Qui vedo una differenza essenziale fra scienza e religione dogmatica.

La religione dogmatica parte da una verità che deve essere accettata.

La scienza parte da un dubbio che deve poter rimanere aperto.

Una verità rivelata costituisce un punto fermo: metterla radicalmente in discussione significa uscire da quella struttura di fede.

Una conclusione scientifica dovrebbe funzionare al contrario. Deve poter essere contestata, controllata, corretta e, se i dati lo impongono, abbandonata.

La religione dogmatica può dire: “Questa è la verità”. La scienza dovrebbe dire: “Questa è la spiegazione che, fino a questo momento, ha resistito meglio ai controlli; proviamo a trovare dove sbaglia”.

La filosofia contemporanea della scienza è molto più complessa di una singola regola universale, ma il punto popperiano resta illuminante: una teoria scientifica deve esporsi al rischio della confutazione.

Per questo considero l'espressione “verità scientifica” pericolosa. Quando una conclusione viene sottratta alla discussione perché “lo dice la scienza”, il metodo scientifico è stato sostituito da un principio di autorità.

Riproducibilità e replicabilità: la prova che deve poter essere rifatta

Le National Academies distinguono utilmente due concetti.

Riproducibilità: usando gli stessi dati e gli stessi procedimenti analitici, un altro ricercatore riesce a ottenere lo stesso risultato?

Replicabilità: raccogliendo nuovi dati e affrontando nuovamente la stessa domanda, un altro gruppo ottiene un risultato coerente?

Se pubblico un'analisi e nessuno riesce neppure a ricostruire i miei calcoli, il problema nasce prima ancora della replica. Se i calcoli sono ricostruibili ma un nuovo esperimento non ritrova il fenomeno, abbiamo un problema diverso. E se dati, codice, protocolli o dettagli sperimentali non sono disponibili, la ricerca può essere formalmente pubblicata e contemporaneamente essere praticamente incontrollabile.

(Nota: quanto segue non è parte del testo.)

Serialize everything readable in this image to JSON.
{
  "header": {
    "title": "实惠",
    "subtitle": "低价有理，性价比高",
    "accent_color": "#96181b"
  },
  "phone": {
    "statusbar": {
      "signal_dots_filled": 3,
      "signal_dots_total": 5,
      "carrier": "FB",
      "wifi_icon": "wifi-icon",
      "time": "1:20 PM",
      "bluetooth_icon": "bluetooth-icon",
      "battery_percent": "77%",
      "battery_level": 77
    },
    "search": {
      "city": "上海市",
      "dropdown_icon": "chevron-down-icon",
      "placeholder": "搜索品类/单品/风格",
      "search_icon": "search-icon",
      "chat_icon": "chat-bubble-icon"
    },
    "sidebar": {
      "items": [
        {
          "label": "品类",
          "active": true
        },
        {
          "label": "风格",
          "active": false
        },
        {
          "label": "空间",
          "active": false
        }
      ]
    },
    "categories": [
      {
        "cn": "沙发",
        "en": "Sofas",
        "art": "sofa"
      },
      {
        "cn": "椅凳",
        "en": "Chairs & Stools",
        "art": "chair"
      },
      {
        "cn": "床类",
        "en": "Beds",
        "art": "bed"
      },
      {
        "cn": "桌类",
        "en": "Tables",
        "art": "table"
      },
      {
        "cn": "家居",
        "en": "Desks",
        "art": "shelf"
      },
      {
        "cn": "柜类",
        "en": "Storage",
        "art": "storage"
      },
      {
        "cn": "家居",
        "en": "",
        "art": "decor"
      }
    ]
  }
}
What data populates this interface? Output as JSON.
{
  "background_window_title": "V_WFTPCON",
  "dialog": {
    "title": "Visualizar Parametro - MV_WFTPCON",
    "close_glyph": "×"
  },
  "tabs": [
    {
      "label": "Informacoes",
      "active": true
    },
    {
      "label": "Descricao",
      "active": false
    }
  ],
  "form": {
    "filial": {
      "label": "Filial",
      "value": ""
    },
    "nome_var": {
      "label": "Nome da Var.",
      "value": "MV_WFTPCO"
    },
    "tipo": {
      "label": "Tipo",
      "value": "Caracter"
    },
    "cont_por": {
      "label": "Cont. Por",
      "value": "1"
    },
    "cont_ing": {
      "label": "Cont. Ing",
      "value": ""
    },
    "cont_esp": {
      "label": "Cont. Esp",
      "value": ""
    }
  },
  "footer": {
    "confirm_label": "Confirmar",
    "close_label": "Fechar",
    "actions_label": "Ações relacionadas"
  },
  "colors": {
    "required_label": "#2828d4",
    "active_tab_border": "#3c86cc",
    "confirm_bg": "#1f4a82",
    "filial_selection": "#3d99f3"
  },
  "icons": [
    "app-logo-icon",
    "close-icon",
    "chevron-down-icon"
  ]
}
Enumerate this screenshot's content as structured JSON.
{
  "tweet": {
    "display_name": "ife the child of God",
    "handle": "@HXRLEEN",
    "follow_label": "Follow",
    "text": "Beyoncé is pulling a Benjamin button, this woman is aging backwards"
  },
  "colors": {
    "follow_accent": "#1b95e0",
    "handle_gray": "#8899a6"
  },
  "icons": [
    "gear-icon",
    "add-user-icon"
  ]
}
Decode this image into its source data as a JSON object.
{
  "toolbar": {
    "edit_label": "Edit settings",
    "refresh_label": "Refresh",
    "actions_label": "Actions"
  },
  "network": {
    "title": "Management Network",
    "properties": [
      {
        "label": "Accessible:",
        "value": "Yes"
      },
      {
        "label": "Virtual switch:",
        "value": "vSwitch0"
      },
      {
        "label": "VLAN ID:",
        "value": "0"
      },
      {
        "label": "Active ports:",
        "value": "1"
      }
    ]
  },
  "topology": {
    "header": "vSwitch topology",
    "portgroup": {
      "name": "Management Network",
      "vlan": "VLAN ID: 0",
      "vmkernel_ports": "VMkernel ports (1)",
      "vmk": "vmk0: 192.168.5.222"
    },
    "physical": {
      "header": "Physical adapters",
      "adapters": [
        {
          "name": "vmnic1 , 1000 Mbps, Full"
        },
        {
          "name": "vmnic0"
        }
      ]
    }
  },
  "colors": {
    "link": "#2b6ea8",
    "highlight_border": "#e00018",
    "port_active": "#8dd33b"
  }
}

Un risultato non replicato non equivale automaticamente a una frode. Può essere falso, instabile, troppo dipendente dal contesto, descritto male o semplicemente ottenuto per una combinazione contingente di fattori. Ma dal punto di vista dell'uso della conoscenza c'è un fatto che conta: un risultato che nessuno riesce a verificare o ritrovare non può avere lo stesso peso di un risultato confermato ripetutamente da gruppi indipendenti.

La peer review non è un certificato di verità

Un'altra parola che viene usata quasi magicamente è peer review, la revisione tra pari.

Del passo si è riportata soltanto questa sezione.